Have had chinese painted quail for about a year now and have hatched a few chicks using an incubator. Recently I didn't follow my usual protocol of removing eggs when I see them and left an egg in for a couple of days. My older female (I have 2 females one older and one juvenile and a male in the hutch in question) surprisingly began sitting on the egg so I left it in out of curiosity to see whether she would continue and it would hatch. She lay a couple more - 8 in total and continued to sit on them with the male taking turns. So skip a few days and checked in on them last night and all 8 had hatched all looking very healthy and happy.

Left them for the night and came back today, all 8 are still alive and chirping however the male and juvenile female seem to be if anything a little excitable and are following they're standard path which happens to mean running over the chicks quite a bit and upsetting the female - who's started croaking a bit in upset/disgust.

I was just wondering whether it was best to move the male and juvenile female into a spare hutch till the chicks are older, put a divider in which would lower the space available to both parties or just leave all the quail in together and hope for the best?

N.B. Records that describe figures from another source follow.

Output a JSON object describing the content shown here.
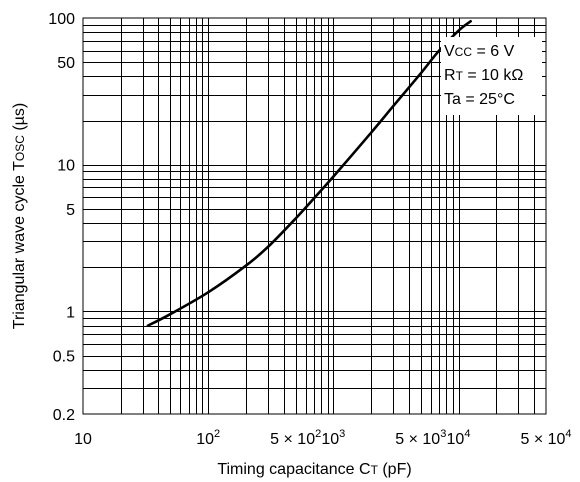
{
  "chart_data": {
    "type": "line",
    "title": "",
    "x_scale": "log",
    "y_scale": "log",
    "xlim": [
      10,
      50000
    ],
    "ylim": [
      0.2,
      100
    ],
    "grid": true,
    "xlabel": {
      "main": "Timing capacitance C",
      "sub": "T",
      "unit": " (pF)"
    },
    "ylabel": {
      "main": "Triangular wave cycle T",
      "sub": "OSC",
      "unit": " (µs)"
    },
    "x_ticks": [
      {
        "value": 10,
        "parts": [
          {
            "t": "10"
          }
        ]
      },
      {
        "value": 100,
        "parts": [
          {
            "t": "10"
          },
          {
            "t": "2",
            "sup": true
          }
        ]
      },
      {
        "value": 500,
        "parts": [
          {
            "t": "5 × 10"
          },
          {
            "t": "2",
            "sup": true
          }
        ]
      },
      {
        "value": 1000,
        "parts": [
          {
            "t": "10"
          },
          {
            "t": "3",
            "sup": true
          }
        ]
      },
      {
        "value": 5000,
        "parts": [
          {
            "t": "5 × 10"
          },
          {
            "t": "3",
            "sup": true
          }
        ]
      },
      {
        "value": 10000,
        "parts": [
          {
            "t": "10"
          },
          {
            "t": "4",
            "sup": true
          }
        ]
      },
      {
        "value": 50000,
        "parts": [
          {
            "t": "5 × 10"
          },
          {
            "t": "4",
            "sup": true
          }
        ]
      }
    ],
    "y_ticks": [
      {
        "value": 100,
        "label": "100"
      },
      {
        "value": 50,
        "label": "50"
      },
      {
        "value": 10,
        "label": "10"
      },
      {
        "value": 5,
        "label": "5"
      },
      {
        "value": 1,
        "label": "1"
      },
      {
        "value": 0.5,
        "label": "0.5"
      },
      {
        "value": 0.2,
        "label": "0.2"
      }
    ],
    "legend_position": "top-right",
    "conditions": [
      {
        "main": "V",
        "sub": "CC",
        "rest": " = 6 V"
      },
      {
        "main": "R",
        "sub": "T",
        "rest": " = 10 kΩ"
      },
      {
        "main": "Ta",
        "sub": "",
        "rest": " = 25°C"
      }
    ],
    "series": [
      {
        "x": [
          33,
          50,
          100,
          200,
          300,
          500,
          700,
          1000,
          2000,
          3000,
          5000,
          7000,
          10000,
          12500
        ],
        "y": [
          0.8,
          0.96,
          1.35,
          2.05,
          2.75,
          4.3,
          5.9,
          8.3,
          16.5,
          25,
          42,
          60,
          82,
          95
        ]
      }
    ]
  }
}
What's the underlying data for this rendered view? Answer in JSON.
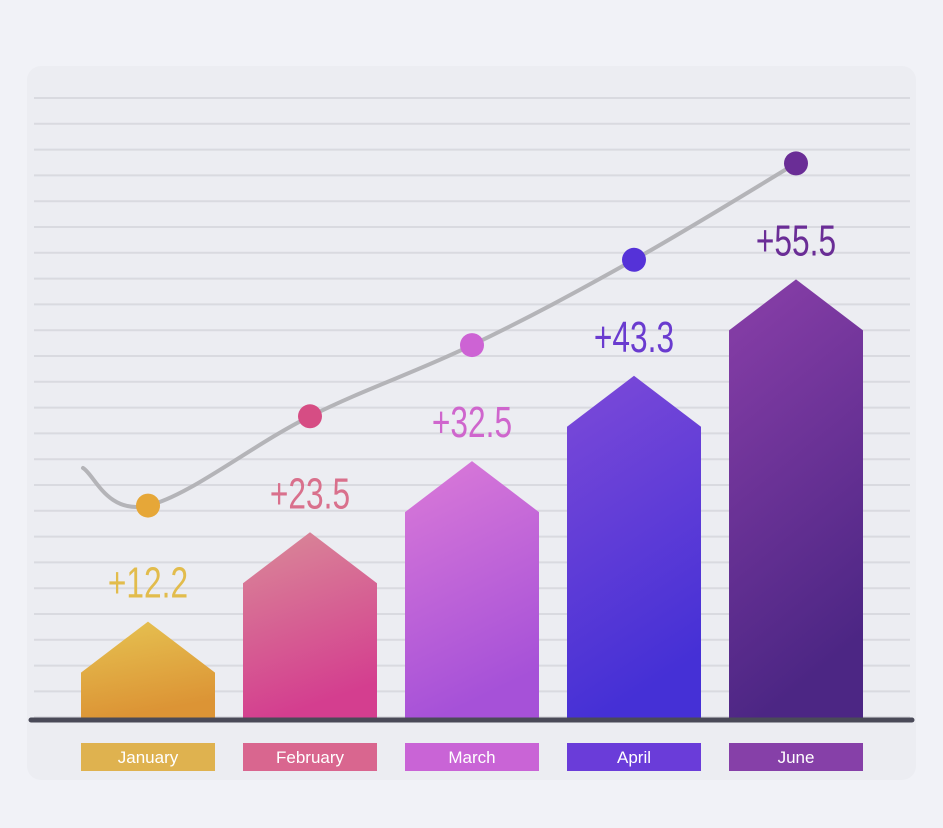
{
  "chart_data": {
    "type": "bar",
    "categories": [
      "January",
      "February",
      "March",
      "April",
      "June"
    ],
    "values": [
      12.2,
      23.5,
      32.5,
      43.3,
      55.5
    ],
    "value_labels": [
      "+12.2",
      "+23.5",
      "+32.5",
      "+43.3",
      "+55.5"
    ],
    "ylim": [
      0,
      62
    ],
    "grid": true,
    "trend_line": true,
    "title": "",
    "xlabel": "",
    "ylabel": ""
  },
  "colors": {
    "background": "#f1f2f7",
    "panel": "#ecedf2",
    "gridline": "#d9dae0",
    "axis": "#4a4a58",
    "trend_line": "#b4b4b8",
    "bars": [
      {
        "top": "#e6c352",
        "bottom": "#dc9435",
        "label": "#dfb24f",
        "value_text": "#e2bc4c",
        "dot": "#e6a738"
      },
      {
        "top": "#d98a98",
        "bottom": "#d43e8f",
        "label": "#d9668f",
        "value_text": "#d9708c",
        "dot": "#d64d84"
      },
      {
        "top": "#db7ad8",
        "bottom": "#a651d8",
        "label": "#c964d6",
        "value_text": "#cf66cd",
        "dot": "#cd63d4"
      },
      {
        "top": "#7d4ad8",
        "bottom": "#4530d6",
        "label": "#6a3cd9",
        "value_text": "#6a3bcf",
        "dot": "#5532d8"
      },
      {
        "top": "#8a3fa9",
        "bottom": "#4c2684",
        "label": "#8640a8",
        "value_text": "#6a2d96",
        "dot": "#6a2d96"
      }
    ]
  }
}
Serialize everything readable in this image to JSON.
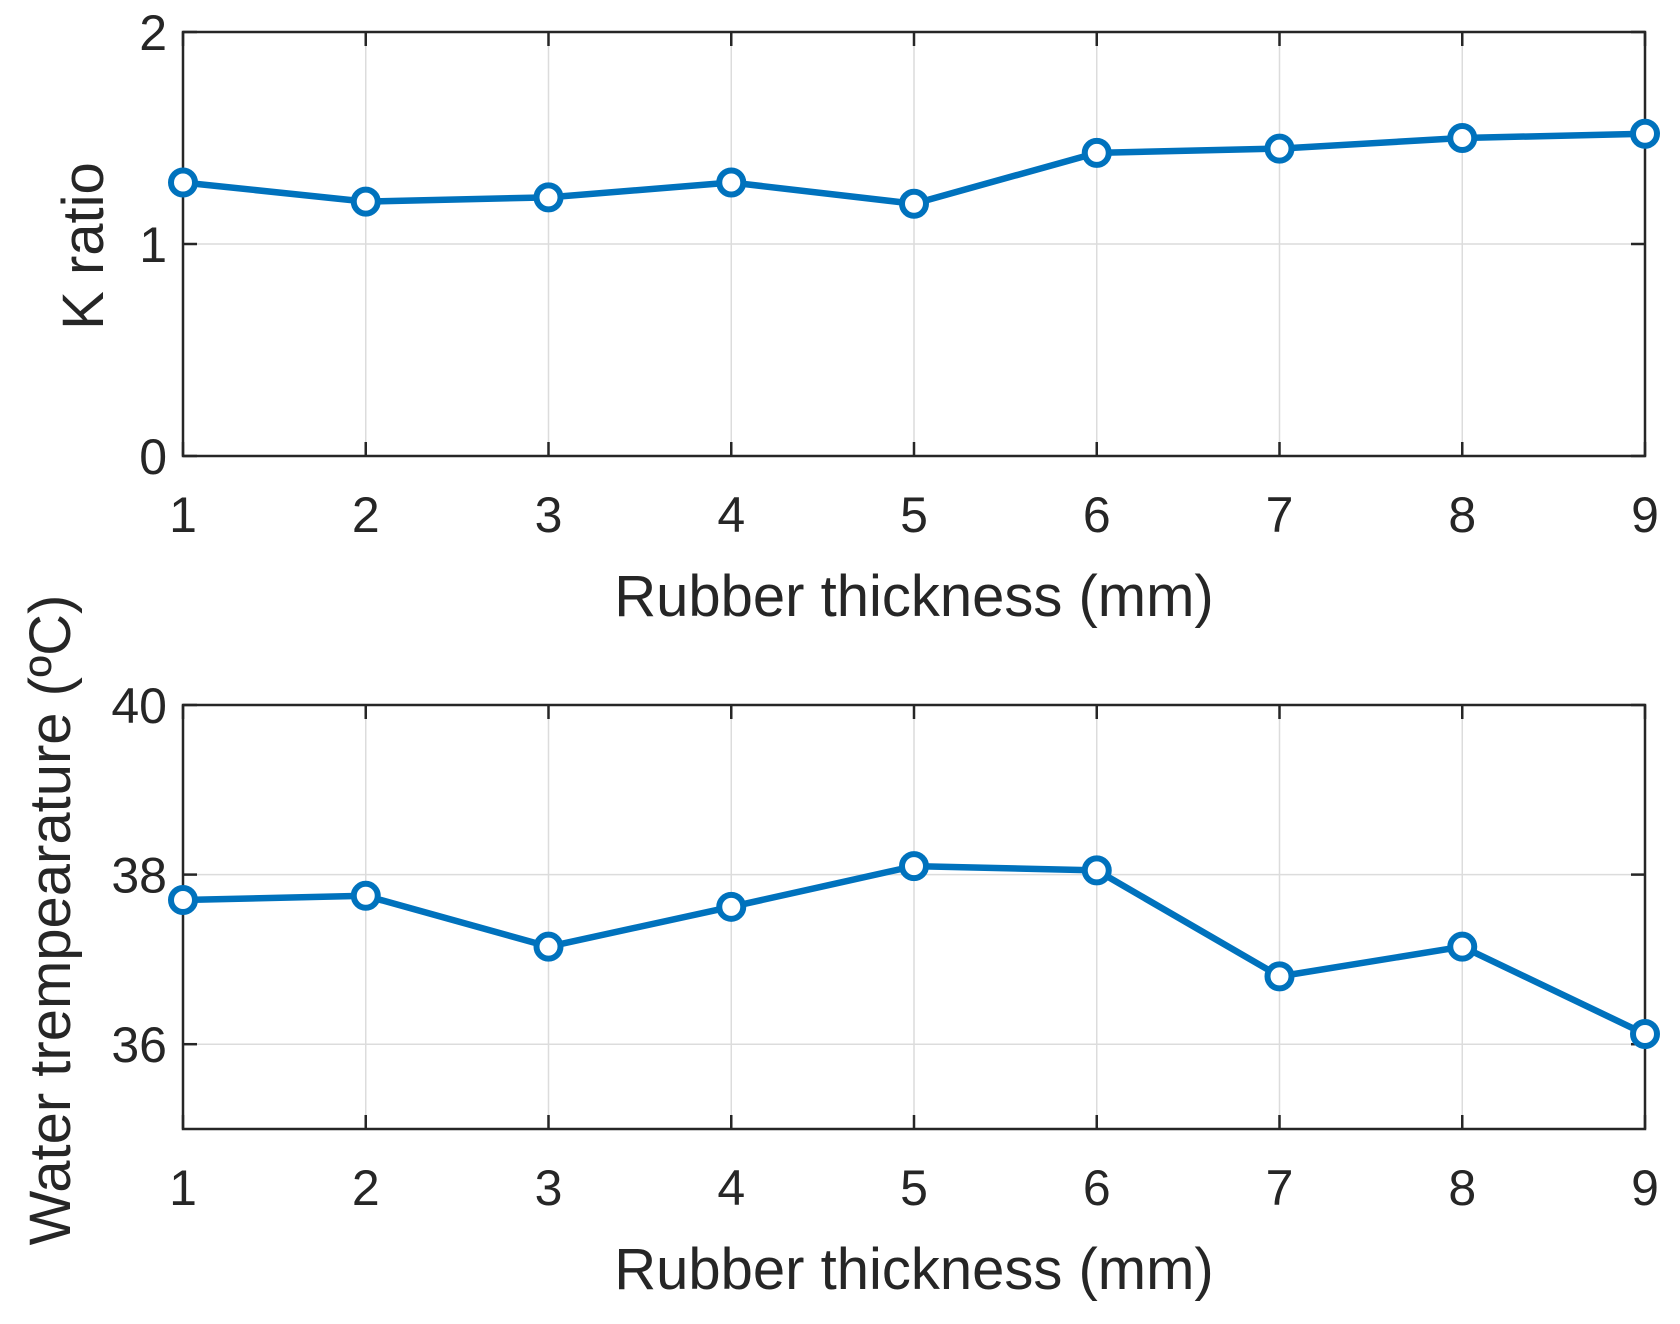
{
  "chart_data": [
    {
      "type": "line",
      "xlabel": "Rubber thickness (mm)",
      "ylabel": "K ratio",
      "xlim": [
        1,
        9
      ],
      "ylim": [
        0,
        2
      ],
      "xticks": [
        "1",
        "2",
        "3",
        "4",
        "5",
        "6",
        "7",
        "8",
        "9"
      ],
      "yticks": [
        "0",
        "1",
        "2"
      ],
      "grid": true,
      "color": "#0072BD",
      "x": [
        1,
        2,
        3,
        4,
        5,
        6,
        7,
        8,
        9
      ],
      "y": [
        1.29,
        1.2,
        1.22,
        1.29,
        1.19,
        1.43,
        1.45,
        1.5,
        1.52
      ]
    },
    {
      "type": "line",
      "xlabel": "Rubber thickness (mm)",
      "ylabel": "Water trempearature (ºC)",
      "xlim": [
        1,
        9
      ],
      "ylim": [
        35,
        40
      ],
      "xticks": [
        "1",
        "2",
        "3",
        "4",
        "5",
        "6",
        "7",
        "8",
        "9"
      ],
      "yticks": [
        "36",
        "38",
        "40"
      ],
      "grid": true,
      "color": "#0072BD",
      "x": [
        1,
        2,
        3,
        4,
        5,
        6,
        7,
        8,
        9
      ],
      "y": [
        37.7,
        37.75,
        37.15,
        37.62,
        38.1,
        38.05,
        36.8,
        37.15,
        36.12
      ]
    }
  ]
}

Any help would be much appreciated
 
If the male and second female are running over the chicks I would place the adult birds into a new enclosure for the chicks safety. Be sure you are giving the chicks tiny bits of feed, sometimes running the adult food in the blender can help it should be like corn meal. Congratulations on getting this female to hatch that is really good.
I am a believer of single pairs and so if you decide to keep any or all of the chicks at 8-10 weeks of age you should pair them up in their own enclosures. Or sell them in pairs only.
I just bought a female from a "breeder" and did not think to see the way she was raising them and the female died within 3 days. I then found out from the breeder that she kept them in aviaries with other birds...but not in pairs so this little bird was almost featherless from over breeding. Poor thing. She also kept them in a inside room with out air conditioning so when I brought her home to my nice clean air conditioned home she might have been colder then regular or even just did not have the strength to survive the shock of being caught a couple times and moved. anyway.. this just furthers my beliefs in pairs only.

Congratulations on your hatch!
thumbsup.gif
 
Thanks for your replies! :) Have seperated them now and the chicks are doing well, female seems much more relaxed now nothings bothering her brood.